I do find a couple of things about the form of this report a little difficult. I would like to put that on the record. One of them is that, in this report as in others from the Modernization Committee, the language used in the report says that the Senate “directs” the Rules Committee, or on occasion the Internal Economy Committee, to do something.
This is not unheard of, but it is quite unusual for the Senate to “direct” a committee to do specific things unless there is some degree of urgency or some imperative element at stake. In this case, I don’t think either of those requirements applies. I understand the impatience of those who want to get on with this work — indeed to some extent I share that impatience.
However, I caution colleagues that we should not fall into the trap of having the Senate direct committees to do in fine detail the work that we have a committee to study and to determine the best way to proceed.
That particular concern is heightened in the case of this report by the fact that the Senate, under this report, is to direct the Rules Committee to change the process for so-called “stood” items in line with the six elements set out on pages 34 to 35 of the Modernization Committee’s first report.
Those six elements are very detailed indeed. One wonders why one would even bother referring the matter to the Rules Committee if we just have to parrot back the six elements that are set out in the modernization report.
However, that said, I repeat: I do not oppose the fundamental concept that we have to square the circle respecting senators’ rights to speak and make our procedures as effective and, if you will, modern as possible.
Senator Carignan spoke about predictability. I find the word interesting and I find the concept important. I wonder if we might not consider, since all senators now have access to the daily scroll, distributing it electronically to the press gallery, if we don’t already do so, which would give them at least a little heads-up.
The scroll is never the last word.
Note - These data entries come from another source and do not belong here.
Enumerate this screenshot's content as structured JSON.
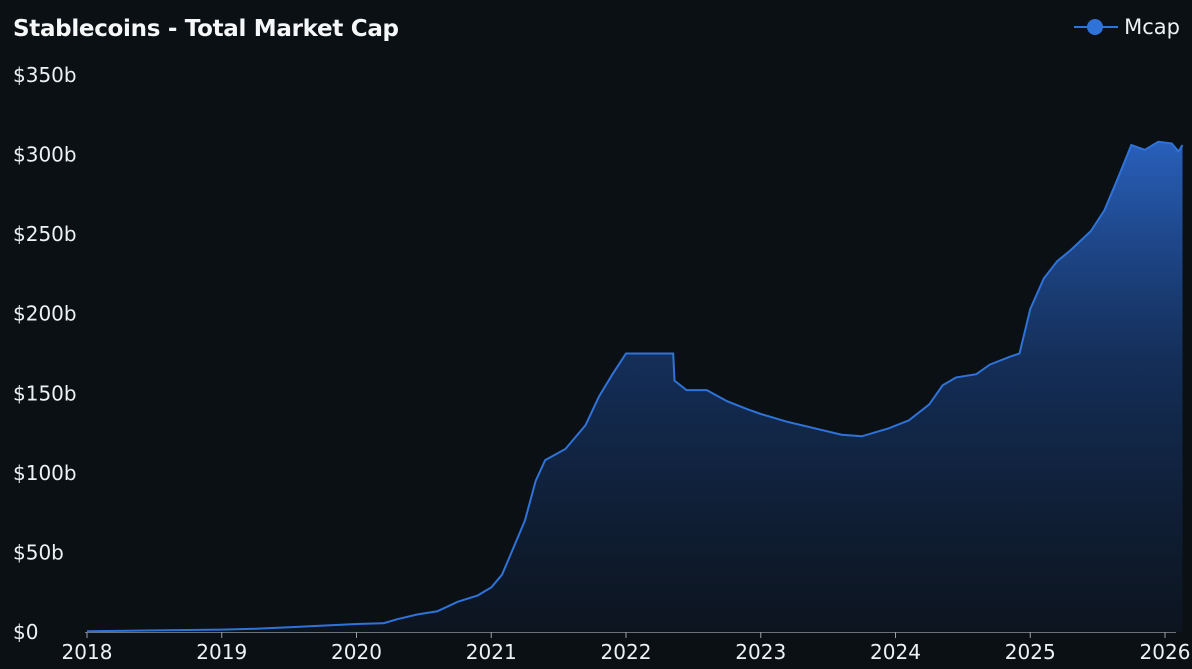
{
  "title": "Stablecoins - Total Market Cap",
  "legend": {
    "label": "Mcap",
    "color": "#2f73d9"
  },
  "y_ticks": [
    "$0",
    "$50b",
    "$100b",
    "$150b",
    "$200b",
    "$250b",
    "$300b",
    "$350b"
  ],
  "x_ticks": [
    "2018",
    "2019",
    "2020",
    "2021",
    "2022",
    "2023",
    "2024",
    "2025",
    "2026"
  ],
  "chart_data": {
    "type": "area",
    "title": "Stablecoins - Total Market Cap",
    "xlabel": "",
    "ylabel": "",
    "x_ticks": [
      "2018",
      "2019",
      "2020",
      "2021",
      "2022",
      "2023",
      "2024",
      "2025",
      "2026"
    ],
    "y_ticks": [
      "$0",
      "$50b",
      "$100b",
      "$150b",
      "$200b",
      "$250b",
      "$300b",
      "$350b"
    ],
    "ylim": [
      0,
      350
    ],
    "xlim": [
      2018,
      2026.15
    ],
    "grid": false,
    "legend_position": "top-right",
    "series": [
      {
        "name": "Mcap",
        "unit": "USD billions",
        "color": "#2f73d9",
        "x": [
          2018.0,
          2018.5,
          2019.0,
          2019.25,
          2019.5,
          2019.75,
          2020.0,
          2020.2,
          2020.3,
          2020.45,
          2020.6,
          2020.75,
          2020.9,
          2021.0,
          2021.08,
          2021.15,
          2021.25,
          2021.33,
          2021.4,
          2021.55,
          2021.7,
          2021.8,
          2021.9,
          2022.0,
          2022.1,
          2022.35,
          2022.36,
          2022.45,
          2022.6,
          2022.75,
          2022.9,
          2023.0,
          2023.2,
          2023.4,
          2023.6,
          2023.75,
          2023.95,
          2024.1,
          2024.25,
          2024.35,
          2024.45,
          2024.6,
          2024.7,
          2024.85,
          2024.92,
          2025.0,
          2025.1,
          2025.2,
          2025.3,
          2025.45,
          2025.55,
          2025.65,
          2025.75,
          2025.85,
          2025.95,
          2026.05,
          2026.1,
          2026.13
        ],
        "values": [
          0.5,
          1,
          1.5,
          2,
          3,
          4,
          5,
          5.5,
          8,
          11,
          13,
          19,
          23,
          28,
          36,
          50,
          70,
          95,
          108,
          115,
          130,
          148,
          162,
          175,
          175,
          175,
          158,
          152,
          152,
          145,
          140,
          137,
          132,
          128,
          124,
          123,
          128,
          133,
          143,
          155,
          160,
          162,
          168,
          173,
          175,
          203,
          222,
          233,
          240,
          252,
          265,
          285,
          306,
          303,
          308,
          307,
          302,
          306
        ]
      }
    ],
    "annotations": []
  }
}
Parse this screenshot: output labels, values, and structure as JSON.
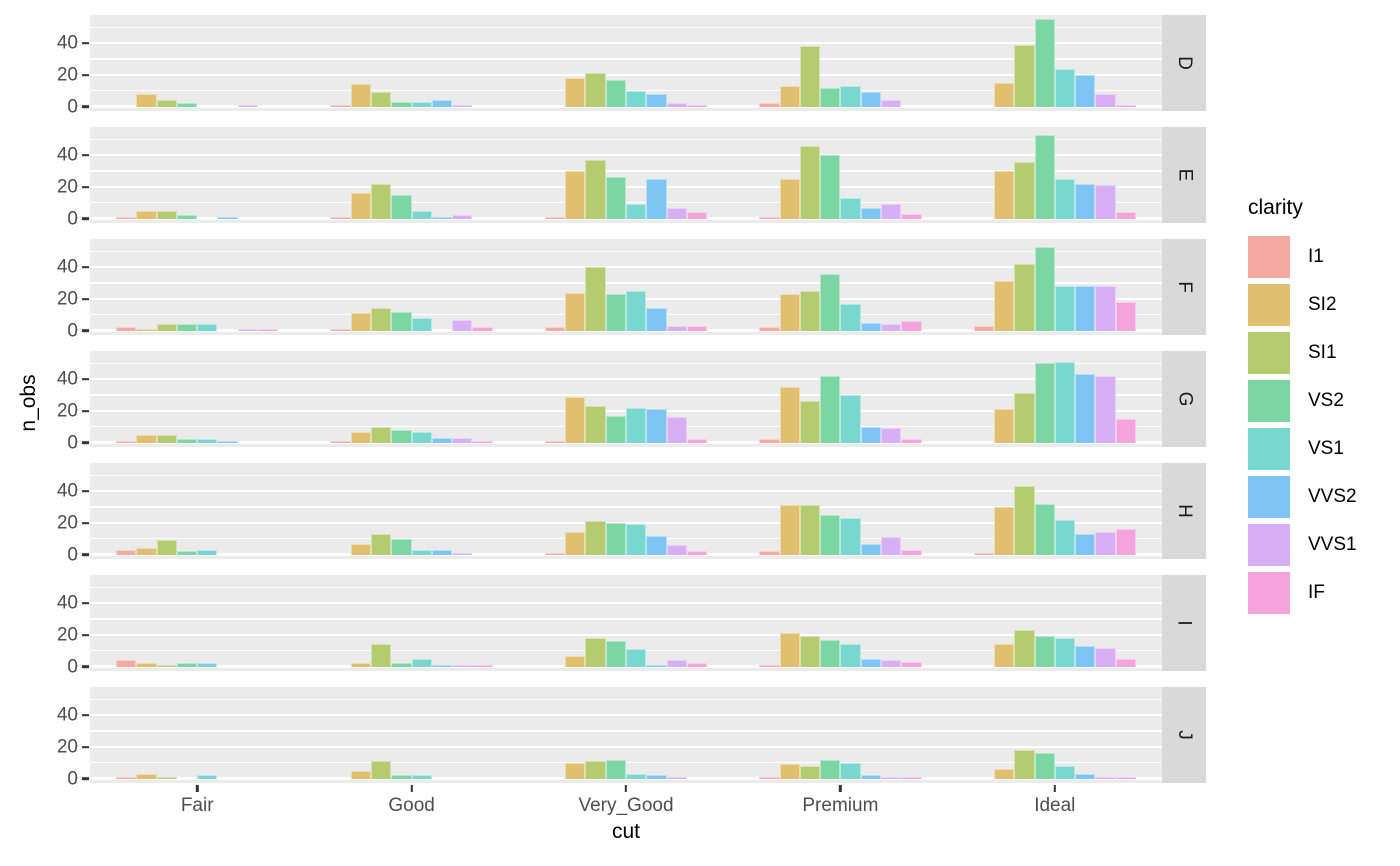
{
  "figure": {
    "ylabel": "n_obs",
    "xlabel": "cut",
    "y_tick_labels": [
      "0",
      "20",
      "40"
    ],
    "panel_bg": "#EBEBEB",
    "strip_bg": "#D9D9D9",
    "gridline_color": "#ffffff",
    "tick_text_color": "#4D4D4D"
  },
  "legend": {
    "title": "clarity",
    "entries": [
      {
        "label": "I1",
        "color": "#F4A9A2"
      },
      {
        "label": "SI2",
        "color": "#E0BF6F"
      },
      {
        "label": "SI1",
        "color": "#B4CB70"
      },
      {
        "label": "VS2",
        "color": "#7CD6A4"
      },
      {
        "label": "VS1",
        "color": "#78D7CF"
      },
      {
        "label": "VVS2",
        "color": "#7FC5F3"
      },
      {
        "label": "VVS1",
        "color": "#D8AEF4"
      },
      {
        "label": "IF",
        "color": "#F5A3DC"
      }
    ]
  },
  "chart_data": {
    "type": "bar",
    "title": "",
    "xlabel": "cut",
    "ylabel": "n_obs",
    "facet_variable": "color",
    "facet_levels": [
      "D",
      "E",
      "F",
      "G",
      "H",
      "I",
      "J"
    ],
    "categories": [
      "Fair",
      "Good",
      "Very_Good",
      "Premium",
      "Ideal"
    ],
    "series_variable": "clarity",
    "series_levels": [
      "I1",
      "SI2",
      "SI1",
      "VS2",
      "VS1",
      "VVS2",
      "VVS1",
      "IF"
    ],
    "ylim": [
      0,
      57.5
    ],
    "y_major_ticks": [
      0,
      20,
      40
    ],
    "y_minor_ticks": [
      10,
      30,
      50
    ],
    "grid": "on",
    "legend_position": "right",
    "values": {
      "D": {
        "Fair": [
          0,
          8,
          4,
          2,
          0,
          0,
          1,
          0
        ],
        "Good": [
          1,
          14,
          9,
          3,
          3,
          4,
          1,
          0
        ],
        "Very_Good": [
          0,
          18,
          21,
          17,
          10,
          8,
          2,
          1
        ],
        "Premium": [
          2,
          13,
          38,
          12,
          13,
          9,
          4,
          0
        ],
        "Ideal": [
          0,
          15,
          39,
          55,
          24,
          20,
          8,
          1
        ]
      },
      "E": {
        "Fair": [
          1,
          5,
          5,
          2,
          0,
          1,
          0,
          0
        ],
        "Good": [
          1,
          16,
          22,
          15,
          5,
          1,
          2,
          0
        ],
        "Very_Good": [
          1,
          30,
          37,
          26,
          9,
          25,
          7,
          4
        ],
        "Premium": [
          1,
          25,
          46,
          40,
          13,
          7,
          9,
          3
        ],
        "Ideal": [
          0,
          30,
          36,
          53,
          25,
          22,
          21,
          4
        ]
      },
      "F": {
        "Fair": [
          2,
          1,
          4,
          4,
          4,
          0,
          1,
          1
        ],
        "Good": [
          1,
          11,
          14,
          12,
          8,
          0,
          7,
          2
        ],
        "Very_Good": [
          2,
          24,
          40,
          23,
          25,
          14,
          3,
          3
        ],
        "Premium": [
          2,
          23,
          25,
          36,
          17,
          5,
          4,
          6
        ],
        "Ideal": [
          3,
          31,
          42,
          53,
          28,
          28,
          28,
          18
        ]
      },
      "G": {
        "Fair": [
          1,
          5,
          5,
          2,
          2,
          1,
          0,
          0
        ],
        "Good": [
          1,
          7,
          10,
          8,
          7,
          3,
          3,
          1
        ],
        "Very_Good": [
          1,
          29,
          23,
          17,
          22,
          21,
          16,
          2
        ],
        "Premium": [
          2,
          35,
          26,
          42,
          30,
          10,
          9,
          2
        ],
        "Ideal": [
          0,
          21,
          31,
          50,
          51,
          43,
          42,
          15
        ]
      },
      "H": {
        "Fair": [
          3,
          4,
          9,
          2,
          3,
          0,
          0,
          0
        ],
        "Good": [
          0,
          7,
          13,
          10,
          3,
          3,
          1,
          0
        ],
        "Very_Good": [
          1,
          14,
          21,
          20,
          19,
          12,
          6,
          2
        ],
        "Premium": [
          2,
          31,
          31,
          25,
          23,
          7,
          11,
          3
        ],
        "Ideal": [
          1,
          30,
          43,
          32,
          22,
          13,
          14,
          16
        ]
      },
      "I": {
        "Fair": [
          4,
          2,
          1,
          2,
          2,
          0,
          0,
          0
        ],
        "Good": [
          0,
          2,
          14,
          2,
          5,
          1,
          1,
          1
        ],
        "Very_Good": [
          0,
          7,
          18,
          16,
          11,
          1,
          4,
          2
        ],
        "Premium": [
          1,
          21,
          19,
          17,
          14,
          5,
          4,
          3
        ],
        "Ideal": [
          0,
          14,
          23,
          19,
          18,
          13,
          12,
          5
        ]
      },
      "J": {
        "Fair": [
          1,
          3,
          1,
          0,
          2,
          0,
          0,
          0
        ],
        "Good": [
          0,
          5,
          11,
          2,
          2,
          0,
          0,
          0
        ],
        "Very_Good": [
          0,
          10,
          11,
          12,
          3,
          2,
          1,
          0
        ],
        "Premium": [
          1,
          9,
          8,
          12,
          10,
          2,
          1,
          1
        ],
        "Ideal": [
          0,
          6,
          18,
          16,
          8,
          3,
          1,
          1
        ]
      }
    }
  }
}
It does not remove any senator’s freedom to speak or not to speak, but it is an indication of what, at about noon, the table and the leaderships of various groups expect to happen. That might be a worthwhile thing to address.
In the meantime, I draw to your attention, colleagues, the fact that under the Rules of the Senate, the Rules Committee has the authority to initiate a study on any element of the Rules, our procedures or the rights of Parliament that we consider worthy of study.
We do not have to await an order of reference from the Senate, unlike many committees. Indeed, we have already exercised that authority, in that the third report from the Rules Committee, which is before this chamber, actually addresses the second half of the recommendations in the Modernization Committee report that we are debating now.
We went ahead and did the work without having the Senate tell us to do it. That is, of course, the report that we have presented from the Rules Committee about the reordering of the Order Paper and to make it clearer and simpler for one and all to follow and understand.
In fact, the steering committee of the Rules Committee has already begun the preparatory work for addressing the matter of items that are stood on the Order Paper. Whether this report were adopted today, or ever, by the Senate, the Rules Committee would continue its work to that end and would report to this chamber as soon as we were in a position to do so.